Structure-based design of the approved drug zafirlukast identifies HLC40 as a potent WDR5 WIN-site inhibitor with antitumor efficacy
- Bioorg Chem. 2026 Jul 15:176:109869. doi: 10.1016/j.bioorg.2026.109869.
- 1. State Key Laboratory of Bioactive Molecules and Druggability Assessment, College of Pharmacy, Jinan University, Guangzhou 510632, PR China.
- 2. Key Laboratory of Pesticide and Chemical Biology of Ministry of Education, Hubei Key Laboratory of Genetic Regulation and Integrative Biology, School of Life Sciences, Central China Normal University, Wuhan, Hubei 430079, PR China.

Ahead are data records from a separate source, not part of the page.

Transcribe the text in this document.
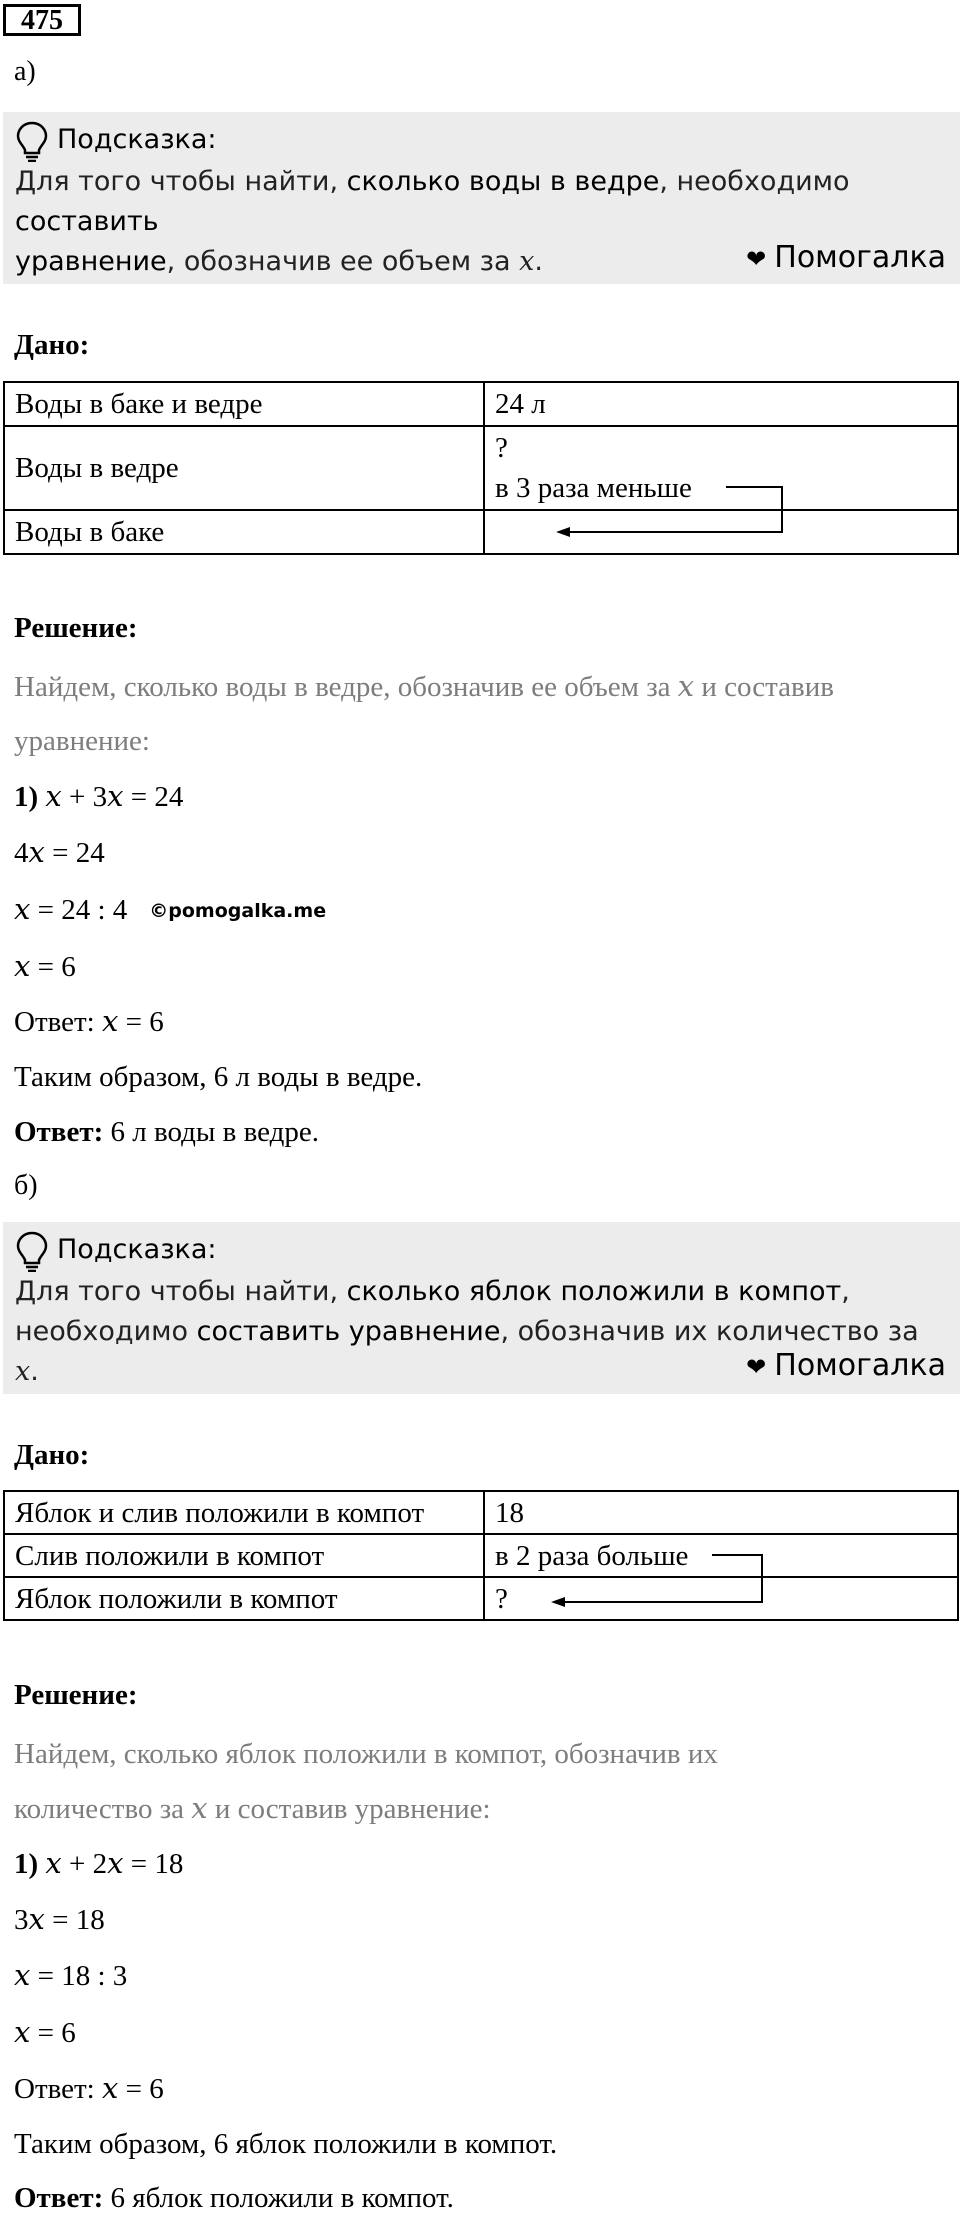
475
а)
Подсказка:
Для того чтобы найти, сколько воды в ведре, необходимо составить
уравнение, обозначив ее объем за x.	❤ Помогалка
Дано:
Воды в баке и ведре	24 л
Воды в ведре	?
в 3 раза меньше

Воды в баке	
Решение:
Найдем, сколько воды в ведре, обозначив ее объем за x и составив
уравнение:
1) x + 3x = 24
4x = 24
x = 24 : 4 ©pomogalka.me
x = 6
Ответ: x = 6
Таким образом, 6 л воды в ведре.
Ответ: 6 л воды в ведре.
б)
Подсказка:
Для того чтобы найти, сколько яблок положили в компот,
необходимо составить уравнение, обозначив их количество за x.	❤ Помогалка
Дано:
Яблок и слив положили в компот	18
Слив положили в компот	в 2 раза больше
Яблок положили в компот	?
Решение:
Найдем, сколько яблок положили в компот, обозначив их
количество за x и составив уравнение:
1) x + 2x = 18
3x = 18
x = 18 : 3
x = 6
Ответ: x = 6
Таким образом, 6 яблок положили в компот.
Ответ: 6 яблок положили в компот.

- 3. State Key Laboratory of Bioactive Molecules and Druggability Assessment, College of Pharmacy, Jinan University, Guangzhou 510632, PR China; Institute for Safflower Industry Research, Key Laboratory of Xinjiang Phytomedicine Resource and Utilization (Ministry of Education), School of Pharmacy, Shihezi University, Shihezi 832003, China. Electronic address: [email protected].
- 4. Key Laboratory of Pesticide and Chemical Biology of Ministry of Education, Hubei Key Laboratory of Genetic Regulation and Integrative Biology, School of Life Sciences, Central China Normal University, Wuhan, Hubei 430079, PR China. Electronic address: [email protected].
- 5. State Key Laboratory of Bioactive Molecules and Druggability Assessment, College of Pharmacy, Jinan University, Guangzhou 510632, PR China. Electronic address: [email protected].
WD40 repeat-containing protein 5 (WDR5) plays a critical role in chromatin-related processes, and its overexpression is associated with poor prognosis in multiple cancers, making it an attractive therapeutic target. Screening of an approved drug library identified zafirlukast (ZAF), an anti-asthmatic agent, as a binder to the WIN site of WDR5, inhibiting the Histone Methyltransferase activity of the MLL1 complex with an IC50 of 22.96 μM. Structure-based optimization yielded the candidate HLC40, which not only abolished its original CysLT1 receptor antagonism (IC50 > 5 μM) but also exhibited a 30-fold enhancement in MLL1 Histone Methyltransferase (HMT) inhibitory activity (IC50 = 0.82 μM). Consistent with these findings, HLC40 exhibited potent antiproliferation efficacy (IC50 = 7-8 μM) in AML cells and demonstrated significant efficacy in the MV4-11 xenograft model (TGI = 49.1% @ 30 mg/kg). Collectively, these results highlight that HLC40 is a promising WDR5-targeting candidate with high therapeutic potential for hematologic malignancies.